Когда польку вывезли из Воробьевки и когда кончилось мучительное дело взысканий и начетов с имущества Грабинина, все ждали, что он пожелает взять к себе сына, чтобы самому заняться его воспитанием. Однако этого не случилось, и только перед смертью он выразил желание благословить внука, названного его именем. Кроме того, дед был его восприемником от купели заочно, точно так же, как заочно дал свое согласие на брак сына с неизвестной ему девицей. При последнем свидании он несомненно открыл сыну свою истерзанную душу и объяснил ему причины, заставившие его обречь себя на затворничество в молодых еще годах; долго говорил он с ним наедине, перед тем как навсегда смолкнуть. Михаил Владимирович вышел из спальни отца растроганный, в слезах, но сын был еще слишком мал, чтобы посвящать его в семейные тайны, а когда он достиг возраста, когда можно было все открыть ему, сделать это было некому: его отца уже не было в живых. Таким образом, он знал про деда лишь то, что все знали, о внутренней же его жизни ему ровно ничего не было известно.

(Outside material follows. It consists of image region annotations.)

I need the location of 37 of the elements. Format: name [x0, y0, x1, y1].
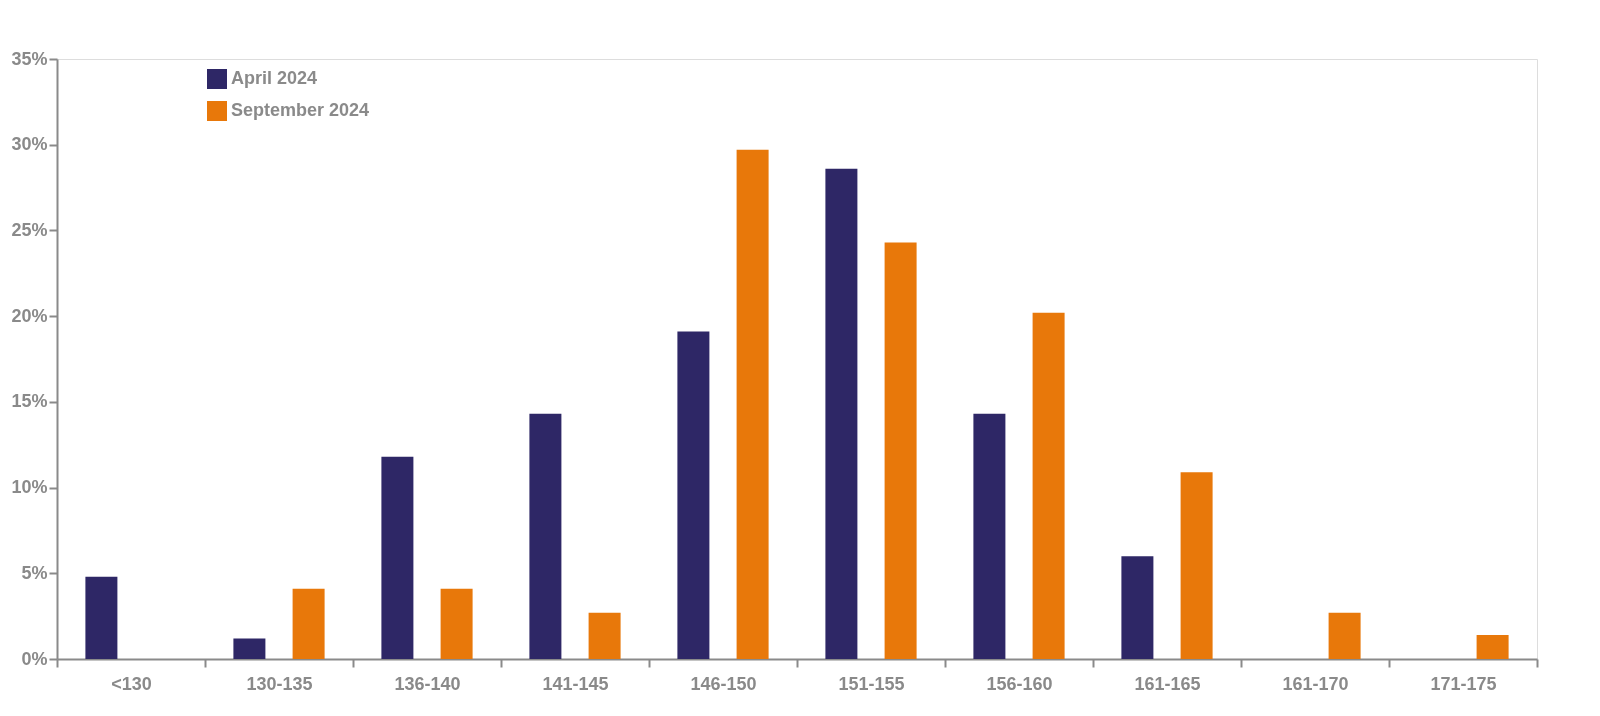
bar — [677, 331, 710, 659]
bar — [292, 588, 325, 659]
bar — [1476, 635, 1509, 659]
y-tick-label: 30% — [11, 134, 48, 155]
bar — [381, 456, 414, 659]
y-tick-label: 20% — [11, 305, 48, 326]
x-tick-label: 156-160 — [986, 673, 1053, 694]
x-tick-label: 136-140 — [394, 673, 461, 694]
x-tick-label: 141-145 — [542, 673, 609, 694]
bar — [588, 612, 621, 659]
y-tick-label: 0% — [21, 648, 48, 669]
legend-label: September 2024 — [231, 100, 370, 120]
x-tick-label: 130-135 — [246, 673, 313, 694]
bar — [973, 413, 1006, 659]
bar — [85, 576, 118, 659]
x-tick-label: 161-170 — [1282, 673, 1349, 694]
bar — [529, 413, 562, 659]
bar — [440, 588, 473, 659]
x-tick-label: 146-150 — [690, 673, 757, 694]
x-tick-label: 161-165 — [1134, 673, 1201, 694]
bar — [1121, 556, 1154, 659]
y-tick-label: 35% — [11, 48, 48, 69]
bar — [1032, 312, 1065, 659]
x-tick-label: 171-175 — [1430, 673, 1497, 694]
y-tick-label: 15% — [11, 391, 48, 412]
legend-label: April 2024 — [231, 68, 318, 88]
bar — [736, 149, 769, 659]
bar — [884, 242, 917, 659]
x-tick-label: 151-155 — [838, 673, 905, 694]
y-tick-label: 25% — [11, 219, 48, 240]
bar — [825, 168, 858, 659]
x-tick-label: <130 — [111, 673, 152, 694]
bar — [233, 638, 266, 659]
y-tick-label: 10% — [11, 477, 48, 498]
y-tick-label: 5% — [21, 562, 48, 583]
bar — [1328, 612, 1361, 659]
bar — [1180, 472, 1213, 659]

Много раз пытался Владимир Михайлович восстановить воображением подробности любовного романа, от которого так много выстрадал его дед, но это оказалось так же трудно, как восстановить сложнейшей архитектуры здание по куче мусора и камней, оставшихся от него.
И вот судьба столкнула его с людьми, которые могли отчасти удовлетворить его любопытство.
— Ты дедушку помнишь? — спросил он у Андрея.
— Как не помнить! Я при них в казачках состоял, трубку им подавал и за их стулом стоял, когда они изволили кушать. Ведь мне, сударь, тридцать шестой год идет. Когда вашу милость сюда привозили прощаться с дедушкой, я вас на руках к ним поднес. Вам, конечно, этого не помнить, а я уже тогда жениться метил и невесту себе присмотрел — ту самую Маланью Трофимовну, теперешнюю мою супругу! — с веселой откровенностью продолжал распространяться Андрей, не забывая при этом поглядывать на окна дома, мимо которых то и дело шныряла его полногрудая красавица-жена.
Он не ошибся, предполагая, что барин не помнил ничего из того, что он старался ему напомнить; как часто бывает в подобных случаях, важнейшее событие из его поездки сюда, а именно смерть деда, совершенно испарилось из его памяти, тогда как такое ничтожное событие, как посещение дома на реке Малявке, и старуха на кровати под балдахином с золотой птицей, как живое, воскресло в его воображении.